THE UNITED STATES TRADE DEFICIT



> Unfair trade deals such as the North American Free Trade Agreement (NAFTA) & the World Trade Organ-ization (WTO) have caused our trade deficit to explode. Rising trade deficits caused by these deals have cost 3 million actual and potential U.S. jobs since 1994.
> Our trade deficit in goods is historic: It is more than 16 times larger than it was 20 years ago, and is now more than 4 percent of our GDP. In the past 10 years, it has grown by 600 percent!
> Last year the United States imported more than $450 billion more in goods than we exported, for a trade deficit of more than $1.2 billion a day.
> Trade deals touted as market-opening agreements instead have worsened our trade balance dramatically. Our combined trade deficit with Canada and Mexico has ballooned to nine times its size before NAFTA, jumping from $9 billion in 1993 to $83 billion in 2001.

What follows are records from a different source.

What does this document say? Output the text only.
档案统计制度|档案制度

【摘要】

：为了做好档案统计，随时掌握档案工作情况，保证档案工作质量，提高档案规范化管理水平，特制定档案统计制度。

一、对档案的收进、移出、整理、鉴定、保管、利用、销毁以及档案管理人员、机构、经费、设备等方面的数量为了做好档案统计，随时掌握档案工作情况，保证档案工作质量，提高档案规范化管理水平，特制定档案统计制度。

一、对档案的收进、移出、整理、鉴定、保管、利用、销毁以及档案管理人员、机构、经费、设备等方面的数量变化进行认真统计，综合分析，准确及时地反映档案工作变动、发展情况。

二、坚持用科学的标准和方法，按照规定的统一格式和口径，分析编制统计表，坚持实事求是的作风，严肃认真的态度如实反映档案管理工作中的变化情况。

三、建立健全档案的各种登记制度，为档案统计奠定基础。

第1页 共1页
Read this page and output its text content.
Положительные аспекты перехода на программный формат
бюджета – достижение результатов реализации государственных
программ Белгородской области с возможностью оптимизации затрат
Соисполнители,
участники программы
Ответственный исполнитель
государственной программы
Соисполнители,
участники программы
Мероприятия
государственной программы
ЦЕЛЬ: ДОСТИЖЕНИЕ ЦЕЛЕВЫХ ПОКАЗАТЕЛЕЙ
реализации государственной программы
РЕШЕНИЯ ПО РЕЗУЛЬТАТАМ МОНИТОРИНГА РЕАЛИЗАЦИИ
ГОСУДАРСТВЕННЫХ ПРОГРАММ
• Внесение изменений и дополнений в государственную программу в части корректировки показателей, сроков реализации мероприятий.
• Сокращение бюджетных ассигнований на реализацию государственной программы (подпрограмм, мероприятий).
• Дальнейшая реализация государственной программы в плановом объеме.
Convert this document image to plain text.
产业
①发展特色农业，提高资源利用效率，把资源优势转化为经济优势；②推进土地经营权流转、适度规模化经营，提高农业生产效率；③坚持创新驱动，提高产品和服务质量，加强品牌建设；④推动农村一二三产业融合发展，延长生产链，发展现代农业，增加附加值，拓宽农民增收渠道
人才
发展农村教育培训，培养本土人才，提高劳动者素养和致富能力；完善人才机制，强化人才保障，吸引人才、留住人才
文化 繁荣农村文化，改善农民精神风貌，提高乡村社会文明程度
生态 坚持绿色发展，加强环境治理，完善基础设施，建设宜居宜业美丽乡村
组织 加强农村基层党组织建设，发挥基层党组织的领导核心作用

> No other industrial country runs trade deficits like we do: Europe's trade deficit is one-tenth the size of ours and Japan runs a trade surplus. Numerous nontariff barriers and regulations protect other industrialized countries' markets.
> China is now the top contributor to our trade deficit. We buy more than $5 worth of goods from China for every $1 we sell, and we ran an $83 billion deficit with China last year. Since Congress granted China Permanent Normal Trade Relations (PNTR) status and China joined the WTO, the U.S. deficit with China has grown more than 20 percent, by more than $14 billion.
TRADE AND JOBS

> The U.S. Department of Labor says more than 450,000 workers have lost their jobs because of NAFTA. In 1999, the General Accounting Office (GAO) found that 47 percent of the workers qualifying for NAFTA trade adjustment assistance were Latino and 66 percent were women. Using a different methodology, the Economic Policy Institute (EPI) estimates that the growth in U.S. trade deficits with our NAFTA partners has resulted in a net loss of more than 750,000 U.S. jobs.
> Even when employers don't actually shift production, their threats to do so can undermine Union organizing drives and erode wages and bargaining power. A Cornell University survey done in 2000 showed that workers trying to organize Unions won Union elections 51 percent of the time in plants without threats, but only 24 percent of the time when employers made threats to close the plant and move to another country.
> Under NAFTA, the number of people employed in Mexico's maquiladoras grew by 800,000 but real wages in Mexico fell by about 20 percent and poverty there has grown.